Bagian empat :: Sebuah Ketidaknyamanan

392 72 7
                                    

"Hah, Bara... sudah Ayah bilang jangan ikut campur urusan orang lain."

Keputusan guru bk untuk menghukum perbuatan Bara adalah skors selama 5 hari. Hukuman itu biasanya akan masuk ke catatan kedisiplinan siswa, hanya saja untuk Bara diberikan keringanan karena awal pertengkaran ada pada Zelo yang membuat masalah kepada Aksa.

Tapi meski begitu, Bara tetap diberi omelan panjang oleh Ayahnya.

"Ayah, tubuhku bergerak sendiri. Aku tak bisa biarkan ada siswa dirundung begitu. Bahkan... sepertinya anak itu juga korban kekerasan rumah tangga."

Keduanya terdiam karena melihat kondisi anak remaja seperti itu sebenarnya sudah bukan perkara aneh bagi mereka.

"Ayah sudah diberi peringatan, kita benar benar tidak bisa bertindak gegabah lagi Bara."

"Aku tahu, tapi rasanya melihat orang lain dalam kesulitan dan keadaan yang tidak adil... rasanya menyedihkan Ayah. Bukan kah sudah jadi tugas Ayah untuk mengadili orang yang berbuat seenaknya?"

"Hah.. jangan salah paham Bara, Ayah hanya seorang Jaksa Penyidik. Lalu jika ucapan mu itu benar, jika akar masalah nya ada di dalam keluarga... itu sudah menjadi masalah pribadi dan Ayah tidak bisa sembarangan." Ayah Bara menjelaskan dengan perlahan. Bahkan teh yang dia minum pun tiba tiba rasanya menjadi sangat pahit.

"Akan sulit jika bukan anak itu sendiri yang melaporkan secara langsung."
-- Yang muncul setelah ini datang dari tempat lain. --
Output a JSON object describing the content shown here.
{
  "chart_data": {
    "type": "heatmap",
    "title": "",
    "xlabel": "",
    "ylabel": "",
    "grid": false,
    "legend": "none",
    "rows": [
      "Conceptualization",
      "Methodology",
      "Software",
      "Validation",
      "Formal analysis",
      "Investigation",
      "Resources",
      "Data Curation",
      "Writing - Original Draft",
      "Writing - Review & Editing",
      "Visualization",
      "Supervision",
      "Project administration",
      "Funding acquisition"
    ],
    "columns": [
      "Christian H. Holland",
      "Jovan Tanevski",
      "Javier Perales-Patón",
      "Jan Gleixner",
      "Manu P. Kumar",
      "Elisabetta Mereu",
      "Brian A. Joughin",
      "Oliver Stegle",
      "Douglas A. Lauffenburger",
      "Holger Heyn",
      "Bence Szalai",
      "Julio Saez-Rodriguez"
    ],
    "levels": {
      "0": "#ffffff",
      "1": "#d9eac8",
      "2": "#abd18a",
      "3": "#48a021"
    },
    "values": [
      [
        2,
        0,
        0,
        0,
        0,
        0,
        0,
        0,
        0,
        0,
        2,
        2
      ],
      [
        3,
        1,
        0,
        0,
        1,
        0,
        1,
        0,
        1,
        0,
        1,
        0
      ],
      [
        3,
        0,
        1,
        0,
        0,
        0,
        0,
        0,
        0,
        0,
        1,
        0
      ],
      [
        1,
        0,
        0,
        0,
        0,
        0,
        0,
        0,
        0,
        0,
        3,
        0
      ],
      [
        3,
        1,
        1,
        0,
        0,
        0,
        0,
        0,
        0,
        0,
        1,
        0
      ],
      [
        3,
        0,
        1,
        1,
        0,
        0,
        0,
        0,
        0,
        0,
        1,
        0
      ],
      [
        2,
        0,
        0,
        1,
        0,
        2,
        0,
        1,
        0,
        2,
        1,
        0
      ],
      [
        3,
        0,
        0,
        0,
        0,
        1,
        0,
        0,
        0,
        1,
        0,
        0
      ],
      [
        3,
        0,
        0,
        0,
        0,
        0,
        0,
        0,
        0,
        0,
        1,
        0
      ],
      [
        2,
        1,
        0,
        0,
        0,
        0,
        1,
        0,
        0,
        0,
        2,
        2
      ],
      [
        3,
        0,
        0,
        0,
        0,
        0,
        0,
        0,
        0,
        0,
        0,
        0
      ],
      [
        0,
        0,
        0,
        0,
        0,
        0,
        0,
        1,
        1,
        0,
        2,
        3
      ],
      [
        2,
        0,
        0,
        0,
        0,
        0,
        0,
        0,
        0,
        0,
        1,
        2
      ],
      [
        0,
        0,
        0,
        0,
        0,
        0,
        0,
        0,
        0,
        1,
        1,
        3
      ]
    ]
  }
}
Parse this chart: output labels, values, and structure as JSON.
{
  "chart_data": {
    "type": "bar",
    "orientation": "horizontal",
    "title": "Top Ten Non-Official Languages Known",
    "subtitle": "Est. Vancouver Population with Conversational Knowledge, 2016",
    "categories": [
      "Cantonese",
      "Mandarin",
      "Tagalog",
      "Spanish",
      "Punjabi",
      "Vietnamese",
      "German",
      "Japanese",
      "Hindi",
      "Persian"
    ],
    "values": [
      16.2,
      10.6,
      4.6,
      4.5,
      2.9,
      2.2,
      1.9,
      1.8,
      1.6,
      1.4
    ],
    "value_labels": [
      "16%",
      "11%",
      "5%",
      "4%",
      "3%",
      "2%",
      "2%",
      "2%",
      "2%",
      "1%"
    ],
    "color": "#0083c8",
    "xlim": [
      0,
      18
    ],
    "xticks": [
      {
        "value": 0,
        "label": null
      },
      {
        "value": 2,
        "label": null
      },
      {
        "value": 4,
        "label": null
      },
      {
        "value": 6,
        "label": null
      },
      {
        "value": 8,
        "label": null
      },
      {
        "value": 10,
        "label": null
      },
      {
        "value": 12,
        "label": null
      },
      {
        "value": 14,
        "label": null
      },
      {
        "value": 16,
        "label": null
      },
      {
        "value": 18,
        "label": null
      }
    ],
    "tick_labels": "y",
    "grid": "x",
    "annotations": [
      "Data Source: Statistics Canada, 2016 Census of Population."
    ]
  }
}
Pembicaraan disudahi sampai situ, keduanya memutuskan untuk fokus kepada pekerjaan masing masing. Karena satu hal yang hinggap pada pikiran kedua nya setelah ini sungguh sangat sangat pahit. Sesak sekali untuk di kenang.

"Tenang Ayah, aku tak akan biarkan Aksa mengalami hal yang sama seperti dia." Bara berucap pelan dan berusaha untuk melewati malam yang panjang dengan merenung.




***

Plak!

"Untuk yang ini aku berusaha untuk menutup mata. Dasar anak bodoh, bisa bisa nya berbuat menjijikan dengan nama mu itu. Sekali lagi ku dengar hal seperti ini, tamat riwayat mu. Paham?"

Seorang pria dewasa berpakaian cukup rapih itu menatap nyalang kearah Zelo. Tangannya nampak mengerikan, kokoh dan kuat. Suara tamparan tadi bahkan terdengar sangat pilu sampai di telapak tangan pria itu membekas sedikit nya darah. Itu, darah Zelo.

"Iya, paham... Ayah."
Zelo menjawab patuh, hanya saja kepatuhan itu bertahan sebentar sekali sampai orang yang ia panggil Ayah itu pergi meninggalkannya. Menciptakan ruang hening mencekam tak enak karena sedari tadi Zelo terus terusan menahan amarah yang membuncah.

Brak! Prang!

"Aaarggh! Sialan. Dasar anak sial, si pengacau segalanya. Awas saja kau."
Tangannya mengepal, bahkan darah yang mengalir akibat terlalu memaksakan memukul cermin sampai pecah pun ia abaikan. Sorot mata tajam itu menukik bagai memperburuk kondisi cermin yang semakin hancur. Dalam kepala Zelo, cermin itu bagai perumpamaan seorang Aksa yang membuatnya kesal sekali. Ia pukul berkali kali hingga remuk dan hampir membuat buku buku jari nya hancur.

"Hah.. hahaha, lihat saja dasar anak jalang!"
Zelo merencanakan sesuatu. Dia menyeringai disepanjang detik detik perencanaan mencelakakan Aksa.





Subuh datang, Zelo yang sudah bangun pun segera merapihkan kamar nya yang sudah seperti kapal pecah itu. Dia pergi membersihkan diri lalu memakai pakaian secara asal asalan. Selama 3 hari di skors sama sekali tak menimbulkan jera pada Zelo, bahkan ketika ia diberi pelajaran tambahan dari Ayahnya pun. Justru dia jadi semakin berdebar untuk pergi ke sekolah dan bertemu mainannya.